Aliados do governador Lucas Ribeiro (PP) avaliam que a disputa pela vaga de vice na chapa pode influenciar de forma decisiva o resultado das eleições deste ano na Paraíba. No centro da discussão está o Republicanos, maior partido do estado e legenda do deputado federal Hugo Motta, que é apontado como interessado na definição do posto.
Integrantes do Republicanos defendem que a sigla tem estrutura suficiente para ocupar o espaço independentemente do critério adotado e apontam nomes como Luciano Cartaxo, Adriano Galdino, Wilson Filho e Maísa Cartaxo para a vice.
Segundo aliados ouvidos, há preocupação de que, se o partido for preterido e ficar sem a vaga, a responsabilidade pela eleição de Nabor Wanderley — ex-prefeito de Patos e pai de Hugo Motta — recairá mais diretamente sobre o Grupo Ribeiro. Nabor passaria a ser o único indicado do Republicanos na chapa, o que, na avaliação de alguns, poderia resultar em desgaste para os demais nomes do grupo caso o ex-prefeito seja derrotado.

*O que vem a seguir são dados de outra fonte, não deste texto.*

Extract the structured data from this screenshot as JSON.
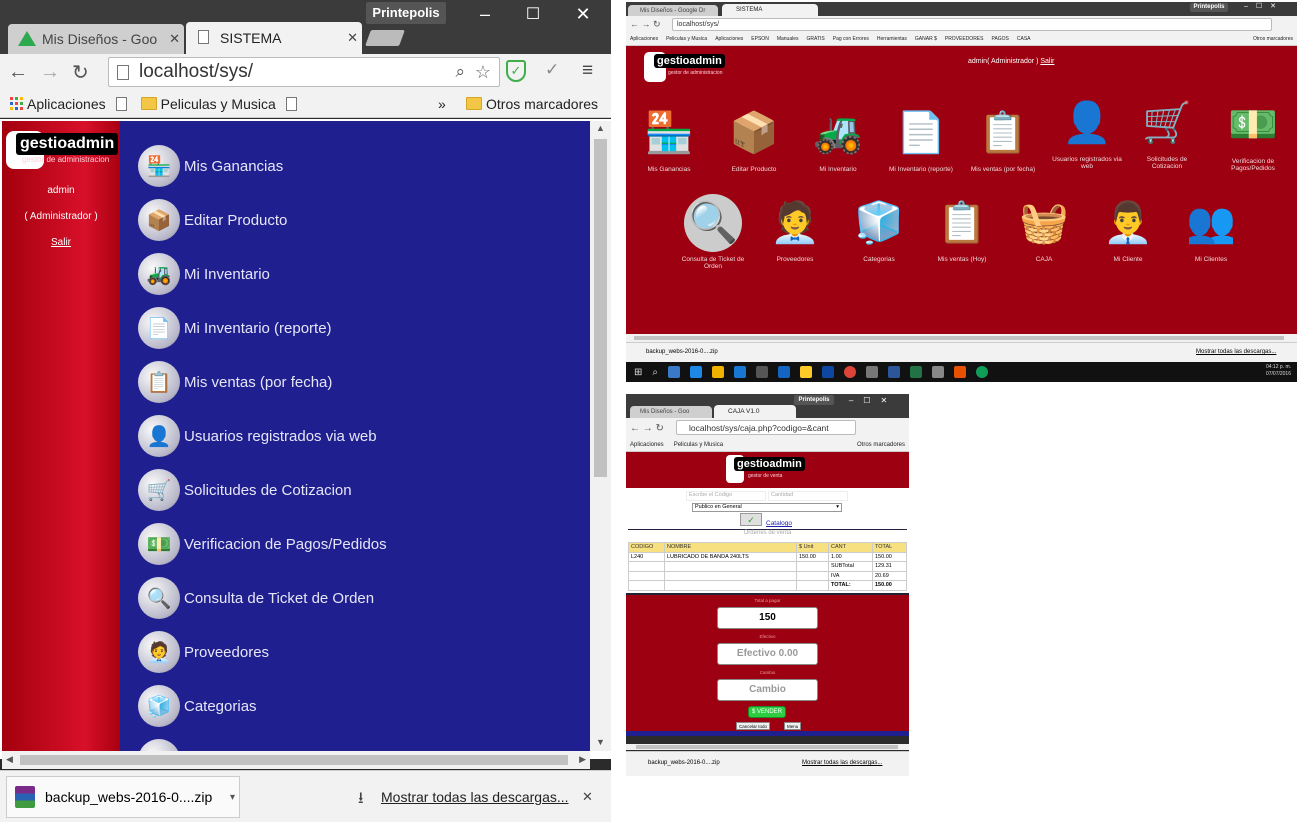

Essa possibilidade teria ainda outra consequência política: tornaria menos vantajoso para Hugo Motta condicionar a ocupação da vaga ao Republicanos. Sem outro representante da sigla na chapa, a pressão para que as lideranças do grupo, citadas como Aguinaldo e o próprio Lucas, se empenhem na campanha de Nabor aumentaria, conforme o entendimento de aliados consultados.
Publicamente, Hugo Motta tem defendido a ampliação da participação do Republicanos na composição da chapa. No entanto, os cenários internos levantados por aliados apontam que a dinâmica eleitoral poderá obrigar os Ribeiros a um engajamento mais direto na disputa por Nabor, o que também provocaria reações no campo adversário.
O eventual maior empenho da base de Lucas na campanha de Nabor é visto como um fator capaz de alarmar o ex-governador João Azevêdo (PSB), que, segundo interlocutores, tem enfrentado desgaste interno e a perda de apoio de prefeitos que migraram para a candidatura de Nabor.
A definição do nome para a vice de Lucas, embora pareça um detalhe técnico, aparece entre aliados como um ponto central para a manutenção da unidade do grupo na segunda etapa das eleições.